La vraie histoire de la Madeline – et pourquoi la nôtre est différente

Une origine qui fait débat depuis deux siècles
La madeleine est française, ça tout le monde s’accorde. Mais après, les versions divergent.
La plus connue place sa naissance en Lorraine, au XVIIIᵉ siècle, dans le village de Commercy. Une cuisinière prénommée Madeleine — certains disent Madeleine Paulmier, d’autres Madeleine Simonin — aurait improvisé un gâteau en coquille pour sauver un dîner raté chez le duc Stanislas. Le duc aurait été si conquis qu’il aurait donné à la pâtisserie le prénom de sa créatrice.

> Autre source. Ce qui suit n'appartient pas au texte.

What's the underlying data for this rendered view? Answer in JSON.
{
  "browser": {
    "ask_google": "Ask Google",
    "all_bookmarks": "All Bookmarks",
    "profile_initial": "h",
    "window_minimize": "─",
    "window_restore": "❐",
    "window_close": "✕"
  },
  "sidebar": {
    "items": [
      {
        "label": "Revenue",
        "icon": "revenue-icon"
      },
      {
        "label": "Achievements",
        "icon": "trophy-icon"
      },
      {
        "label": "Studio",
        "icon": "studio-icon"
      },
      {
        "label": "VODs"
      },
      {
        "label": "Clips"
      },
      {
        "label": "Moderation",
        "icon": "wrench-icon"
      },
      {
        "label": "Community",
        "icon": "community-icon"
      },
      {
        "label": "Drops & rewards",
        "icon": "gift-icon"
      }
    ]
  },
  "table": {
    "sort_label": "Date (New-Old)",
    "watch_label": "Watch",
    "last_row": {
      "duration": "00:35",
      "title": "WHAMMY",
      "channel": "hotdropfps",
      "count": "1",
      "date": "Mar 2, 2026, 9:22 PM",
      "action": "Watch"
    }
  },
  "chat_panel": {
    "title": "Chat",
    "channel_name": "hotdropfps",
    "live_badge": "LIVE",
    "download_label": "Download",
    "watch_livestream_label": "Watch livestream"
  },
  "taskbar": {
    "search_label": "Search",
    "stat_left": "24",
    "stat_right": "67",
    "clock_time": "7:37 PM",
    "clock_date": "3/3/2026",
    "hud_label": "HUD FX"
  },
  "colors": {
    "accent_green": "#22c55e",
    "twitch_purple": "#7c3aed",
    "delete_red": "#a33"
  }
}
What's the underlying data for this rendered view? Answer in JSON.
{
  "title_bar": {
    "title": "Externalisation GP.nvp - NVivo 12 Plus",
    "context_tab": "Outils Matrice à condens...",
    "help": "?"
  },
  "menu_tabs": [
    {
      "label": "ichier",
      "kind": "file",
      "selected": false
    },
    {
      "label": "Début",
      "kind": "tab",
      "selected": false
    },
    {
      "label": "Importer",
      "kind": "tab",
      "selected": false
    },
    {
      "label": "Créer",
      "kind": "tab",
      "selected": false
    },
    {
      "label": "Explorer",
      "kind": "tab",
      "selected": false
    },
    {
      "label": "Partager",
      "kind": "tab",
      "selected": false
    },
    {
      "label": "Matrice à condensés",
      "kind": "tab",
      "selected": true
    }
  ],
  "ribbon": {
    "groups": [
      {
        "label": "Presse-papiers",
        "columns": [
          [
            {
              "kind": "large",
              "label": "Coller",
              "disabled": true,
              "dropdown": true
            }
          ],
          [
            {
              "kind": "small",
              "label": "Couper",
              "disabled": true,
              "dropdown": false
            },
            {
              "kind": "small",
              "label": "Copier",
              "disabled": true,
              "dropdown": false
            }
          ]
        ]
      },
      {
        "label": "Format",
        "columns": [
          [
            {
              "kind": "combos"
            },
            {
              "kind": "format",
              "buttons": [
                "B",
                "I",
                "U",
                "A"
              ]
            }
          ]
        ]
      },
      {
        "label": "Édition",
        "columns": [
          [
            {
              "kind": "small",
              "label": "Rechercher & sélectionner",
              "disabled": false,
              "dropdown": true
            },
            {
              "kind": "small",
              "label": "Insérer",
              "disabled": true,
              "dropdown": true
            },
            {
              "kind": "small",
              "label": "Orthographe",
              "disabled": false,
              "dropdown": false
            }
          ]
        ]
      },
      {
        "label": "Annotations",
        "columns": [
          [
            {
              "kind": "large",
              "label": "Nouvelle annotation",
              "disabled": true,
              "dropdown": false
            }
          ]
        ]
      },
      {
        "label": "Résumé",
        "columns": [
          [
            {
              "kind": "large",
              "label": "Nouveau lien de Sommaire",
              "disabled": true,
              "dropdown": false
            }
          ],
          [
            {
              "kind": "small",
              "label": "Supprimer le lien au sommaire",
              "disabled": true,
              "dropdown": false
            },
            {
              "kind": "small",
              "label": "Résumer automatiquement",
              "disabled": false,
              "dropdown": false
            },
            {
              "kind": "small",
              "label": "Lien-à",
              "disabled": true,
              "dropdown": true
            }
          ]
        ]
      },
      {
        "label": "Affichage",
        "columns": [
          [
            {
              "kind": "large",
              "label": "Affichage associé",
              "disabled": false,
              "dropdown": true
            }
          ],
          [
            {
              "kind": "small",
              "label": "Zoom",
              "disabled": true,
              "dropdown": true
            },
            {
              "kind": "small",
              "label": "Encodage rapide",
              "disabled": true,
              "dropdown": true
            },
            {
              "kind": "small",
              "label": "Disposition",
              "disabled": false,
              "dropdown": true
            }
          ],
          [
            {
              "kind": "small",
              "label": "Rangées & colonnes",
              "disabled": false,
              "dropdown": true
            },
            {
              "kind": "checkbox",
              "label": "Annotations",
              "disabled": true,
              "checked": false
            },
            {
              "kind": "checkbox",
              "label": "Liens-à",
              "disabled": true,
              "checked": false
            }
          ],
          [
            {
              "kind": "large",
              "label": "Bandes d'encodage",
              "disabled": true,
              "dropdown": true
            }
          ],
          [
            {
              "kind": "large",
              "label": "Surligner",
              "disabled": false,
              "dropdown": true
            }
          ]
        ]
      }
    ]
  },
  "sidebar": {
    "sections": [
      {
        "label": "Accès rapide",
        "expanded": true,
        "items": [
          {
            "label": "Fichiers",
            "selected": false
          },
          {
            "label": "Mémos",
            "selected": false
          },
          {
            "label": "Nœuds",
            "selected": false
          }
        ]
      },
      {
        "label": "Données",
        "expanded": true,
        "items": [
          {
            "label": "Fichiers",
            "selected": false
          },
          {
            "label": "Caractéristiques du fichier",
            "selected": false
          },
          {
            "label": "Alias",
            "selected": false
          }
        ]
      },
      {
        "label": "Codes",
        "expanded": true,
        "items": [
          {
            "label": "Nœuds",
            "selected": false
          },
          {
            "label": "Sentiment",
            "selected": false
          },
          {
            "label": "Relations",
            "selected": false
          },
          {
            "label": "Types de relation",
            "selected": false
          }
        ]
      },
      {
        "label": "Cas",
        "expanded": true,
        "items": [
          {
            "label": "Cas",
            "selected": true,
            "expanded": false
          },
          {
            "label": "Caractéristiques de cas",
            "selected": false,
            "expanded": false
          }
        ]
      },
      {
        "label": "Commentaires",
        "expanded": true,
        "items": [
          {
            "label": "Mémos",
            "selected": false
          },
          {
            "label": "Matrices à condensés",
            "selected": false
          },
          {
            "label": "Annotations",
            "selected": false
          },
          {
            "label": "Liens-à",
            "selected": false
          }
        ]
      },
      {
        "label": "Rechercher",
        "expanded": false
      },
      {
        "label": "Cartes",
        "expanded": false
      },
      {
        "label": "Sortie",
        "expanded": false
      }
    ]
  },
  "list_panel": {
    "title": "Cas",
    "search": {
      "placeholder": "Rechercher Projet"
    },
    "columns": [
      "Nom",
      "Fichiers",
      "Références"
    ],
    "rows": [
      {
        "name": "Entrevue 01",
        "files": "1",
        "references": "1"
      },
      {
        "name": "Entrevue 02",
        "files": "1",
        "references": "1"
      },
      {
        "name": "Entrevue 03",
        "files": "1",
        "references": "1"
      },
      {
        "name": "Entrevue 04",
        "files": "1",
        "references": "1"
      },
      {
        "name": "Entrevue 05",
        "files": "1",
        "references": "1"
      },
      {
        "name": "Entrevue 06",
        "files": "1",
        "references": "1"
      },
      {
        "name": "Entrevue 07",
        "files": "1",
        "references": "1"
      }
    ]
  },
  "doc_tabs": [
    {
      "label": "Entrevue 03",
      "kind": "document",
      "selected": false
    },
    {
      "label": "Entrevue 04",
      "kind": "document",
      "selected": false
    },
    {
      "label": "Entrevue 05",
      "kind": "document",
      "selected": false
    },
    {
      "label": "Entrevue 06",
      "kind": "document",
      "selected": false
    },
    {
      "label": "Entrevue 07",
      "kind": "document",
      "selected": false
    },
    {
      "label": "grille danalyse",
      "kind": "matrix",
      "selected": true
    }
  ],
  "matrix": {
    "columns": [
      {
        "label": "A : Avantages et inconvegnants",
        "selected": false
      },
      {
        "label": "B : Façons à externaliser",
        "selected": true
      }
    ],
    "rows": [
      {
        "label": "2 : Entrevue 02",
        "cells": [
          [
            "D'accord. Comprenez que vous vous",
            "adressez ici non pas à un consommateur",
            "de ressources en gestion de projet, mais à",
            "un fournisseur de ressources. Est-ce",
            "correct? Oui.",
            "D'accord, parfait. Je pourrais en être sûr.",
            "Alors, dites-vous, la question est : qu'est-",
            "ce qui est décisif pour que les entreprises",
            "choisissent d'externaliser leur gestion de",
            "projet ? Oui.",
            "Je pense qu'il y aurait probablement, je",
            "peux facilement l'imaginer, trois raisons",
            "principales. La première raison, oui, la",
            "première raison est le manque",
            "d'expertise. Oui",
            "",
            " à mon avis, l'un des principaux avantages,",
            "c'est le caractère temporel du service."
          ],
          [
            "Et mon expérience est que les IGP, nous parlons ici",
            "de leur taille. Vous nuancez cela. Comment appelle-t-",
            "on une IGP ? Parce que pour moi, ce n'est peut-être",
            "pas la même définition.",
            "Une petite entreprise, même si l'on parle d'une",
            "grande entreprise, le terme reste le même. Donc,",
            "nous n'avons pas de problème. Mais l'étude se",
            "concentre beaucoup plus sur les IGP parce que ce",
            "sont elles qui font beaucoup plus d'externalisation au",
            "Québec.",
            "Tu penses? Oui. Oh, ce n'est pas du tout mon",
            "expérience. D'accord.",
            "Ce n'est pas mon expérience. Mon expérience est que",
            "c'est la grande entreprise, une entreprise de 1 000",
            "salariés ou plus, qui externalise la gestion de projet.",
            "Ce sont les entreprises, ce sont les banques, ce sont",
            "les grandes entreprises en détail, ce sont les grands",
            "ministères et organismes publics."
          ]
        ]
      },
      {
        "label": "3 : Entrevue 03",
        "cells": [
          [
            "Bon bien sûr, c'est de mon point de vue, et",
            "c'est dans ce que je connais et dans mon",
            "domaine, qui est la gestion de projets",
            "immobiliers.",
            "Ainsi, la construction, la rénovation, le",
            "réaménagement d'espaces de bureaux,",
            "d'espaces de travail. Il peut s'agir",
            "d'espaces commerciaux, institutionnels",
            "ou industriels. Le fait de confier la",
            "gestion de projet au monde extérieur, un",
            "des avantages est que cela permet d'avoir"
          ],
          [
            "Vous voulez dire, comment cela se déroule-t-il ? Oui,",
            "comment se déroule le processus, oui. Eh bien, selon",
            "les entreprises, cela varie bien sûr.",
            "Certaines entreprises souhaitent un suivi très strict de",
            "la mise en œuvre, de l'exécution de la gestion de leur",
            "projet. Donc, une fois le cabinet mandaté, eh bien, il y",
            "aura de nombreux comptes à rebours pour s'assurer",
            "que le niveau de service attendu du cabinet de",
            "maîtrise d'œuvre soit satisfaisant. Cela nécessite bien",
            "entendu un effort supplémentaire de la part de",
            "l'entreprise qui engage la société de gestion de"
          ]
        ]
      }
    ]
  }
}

Belle histoire. Pas forcément vraie.
D’autres historiens font remonter la madeleine aux pèlerins de Saint-Jacques-de-Compostelle, qui se seraient arrêtés dans les couvents lorrains et auraient rapporté avec eux la recette — et la coquille — à travers toute l’Europe.
Ce qui est certain, en revanche, c’est qu’au XIXᵉ siècle, la madeleine était déjà partout en France. Et que Marcel Proust, en la trempant dans son thé quelque part vers 1900, lui a offert une immortalité littéraire qu’aucune publicité n’aurait pu lui acheter.
La bosse : le signe qui ne ment pas
Reconnaître une vraie madeleine se fait en un coup d’œil. Cette bosse généreuse sur le dessus — la fameuse protubérance — est la signature d’un travail bien fait. Elle n’est pas décorative. Elle est la conséquence directe d’une technique précise.
Pour qu’une madeleine bombée correctement, deux conditions sont indispensables.
La première, c’est le choc thermique. La pâte doit être très froide au moment d’entrer dans un four très chaud. C’est cet écart de température qui provoque la poussée soudaine de la pâte et forme la bosse. C’est pourquoi chez Jeannette, notre pâte repose une nuit entière au réfrigérateur avant enfournement. Pas deux heures. Une nuit.
La seconde condition, c’est la qualité de la levure et des œufs. Des œufs fermiers bien frais, une levure dosée avec précision — pas une pincée de trop, pas une de moins. Tout le monde peut écrire la recette. Peu de gens obtiennent la bosse.
La madeleine chez Jeannette : deux siècles de constance
Quand Jeannette Leroux a ouvert son atelier à Caen en 1820, elle vendait ses madeleines dans un panier en osier sur le marché du vendredi. Sa recette tenait en six ingrédients. Elle tient toujours en six ingrédients.
Beurre noisette AOC Isigny. Farine de blé normande. Œufs fermiers. Sucre. Zeste de citron. Vanille Bourbon.
Deux cents ans de madeleines. Pas un ingrédient ajouté, pas un raccourci pris.
Ce que nous avons fait évoluer, c’est notre connaissance du produit. Nous savons aujourd’hui exactement à quelle température sortir notre beurre noisette du feu. Nous savons que la pâte a besoin de douze heures de repos, pas dix, pas quatorze. Nous savons que nos moules en acier doivent être beurrés à la main, jamais au spray.
Ce savoir accumulé ne se lit dans aucune recette. Il se transmet.